Un chic type hors-jeu

 

Le style Gomis n’est plus à décrypter. Non, ici, on ne parlera pas de son costard blanc, sa chemise de bucheron et sa fleur rouge en guise de boutonnière, cette tenue particulière, digne des plus grands mariages turcs, qu’il a arboré à sa signature. Pivot aussi lent que solide, un brin individualiste et nonchalant, il fait honneur au jeu lyonnais en le ralentissant. S’il est devenu classique de tourner en dérision ses positions de hors-jeu criantes (il doit tourner à une vingtaine par match, en moyenne), Gomis l’aura aussi été un long moment quand il s’agissait de rentrer dans les plans de Rémi Garde cet été. Avec son pote Jimmy, aujourd’hui incarcéré pour viol en réunion un soir de 10 novembre dernier, il aura connu les matchs en réserve tel un prodige dépassé, un Apruzesse du riche. Les plus solidaires diront que cet épisode était une honte, les mauvaises langues évoqueront le retournement de veste du joueur de 28 ans.
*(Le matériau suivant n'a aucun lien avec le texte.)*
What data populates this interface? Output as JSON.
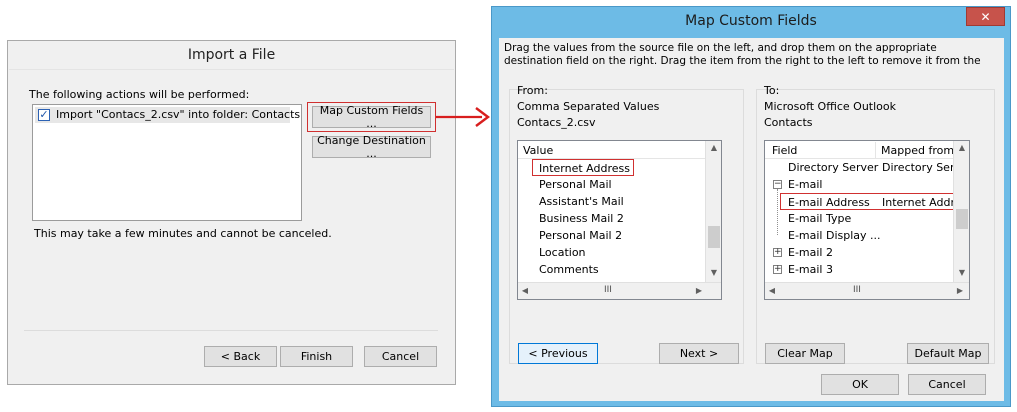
{
  "import_dialog": {
    "title": "Import a File",
    "actions_label": "The following actions will be performed:",
    "action_item": "Import \"Contacs_2.csv\" into folder: Contacts",
    "action_checked": true,
    "map_custom_fields_button": "Map Custom Fields ...",
    "change_destination_button": "Change Destination ...",
    "note": "This may take a few minutes and cannot be canceled.",
    "back_button": "< Back",
    "finish_button": "Finish",
    "cancel_button": "Cancel"
  },
  "map_dialog": {
    "title": "Map Custom Fields",
    "close_glyph": "✕",
    "instructions_line1": "Drag the values from the source file on the left, and drop them on the appropriate",
    "instructions_line2": "destination field on the right.  Drag the item from the right to the left to remove it from the",
    "from": {
      "label": "From:",
      "source_type": "Comma Separated Values",
      "source_file": "Contacs_2.csv",
      "column_header": "Value",
      "items": [
        "Internet Address",
        "Personal Mail",
        "Assistant's Mail",
        "Business Mail 2",
        "Personal Mail 2",
        "Location",
        "Comments"
      ]
    },
    "to": {
      "label": "To:",
      "dest_app": "Microsoft Office Outlook",
      "dest_folder": "Contacts",
      "col_field": "Field",
      "col_mapped": "Mapped from",
      "rows": [
        {
          "field": "Directory Server",
          "mapped": "Directory Server"
        },
        {
          "field": "E-mail",
          "mapped": ""
        },
        {
          "field": "E-mail Address",
          "mapped": "Internet Address"
        },
        {
          "field": "E-mail Type",
          "mapped": ""
        },
        {
          "field": "E-mail Display ...",
          "mapped": ""
        },
        {
          "field": "E-mail 2",
          "mapped": ""
        },
        {
          "field": "E-mail 3",
          "mapped": ""
        }
      ],
      "collapse_glyph": "−",
      "expand_glyph": "+"
    },
    "scroll_thumb_glyph": "III",
    "previous_button": "< Previous",
    "next_button": "Next >",
    "clear_map_button": "Clear Map",
    "default_map_button": "Default Map",
    "ok_button": "OK",
    "cancel_button": "Cancel"
  },
  "colors": {
    "highlight": "#d03030",
    "connector": "#d81e1e",
    "window_frame": "#6dbbe6",
    "dialog_bg": "#f0f0f0"
  }
}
Partira ? Partira pas ? Prolongera ? Prolongera pas ? Au final, c’est Jean-Mimi et son expert-comptable qui pleurent un joyau à 10 millions d’euros. Soit la somme déboursée pour faire taire Étienne Tête, opposant à la construction du Grand Stade. Pieux, humain, attaché à être proche de ses fans, Bafé en paiera les conséquences, sur Twitter, lorsque Mathieu Coutadeur, défendant sa mère, révéla l’escroquerie Gomis qui avait une semaine auparavant affiché Romao. Période de Coupe du Monde oblige, il semble nécessaire de rappeler qu’il a longtemps cru au Mondial, lui dont la deuxième partie de saison s’est avérée aussi emballante que la remontée ratée du Sochaux d’Hervé Renard. Hors-jeu, c’est devant son téléviseur Samsung LED HD 50 pouces noir à prise HDMI acheté à Darty et ses fiches de révision pour le Baccalauréat que Bafé le suivra, coupé du monde.

 

Aujourd’hui courtisé par le Real Madrid mais surtout Galatasaray, QPR, Trabzonspor et Laval, Gomis n’a que l’embarras du choix après sa période sous les couleurs de l’OL. Cinq années où il a aussi bien fait rêver qu’énerver, où des milliers de supporters se sont levés une bonne centaine de fois et se sont arrachés les cheveux à chacun de ses fameux loupés. Un joueur que certains regretteront, d’autres non. Ciao Bafé.

 

Anthony M.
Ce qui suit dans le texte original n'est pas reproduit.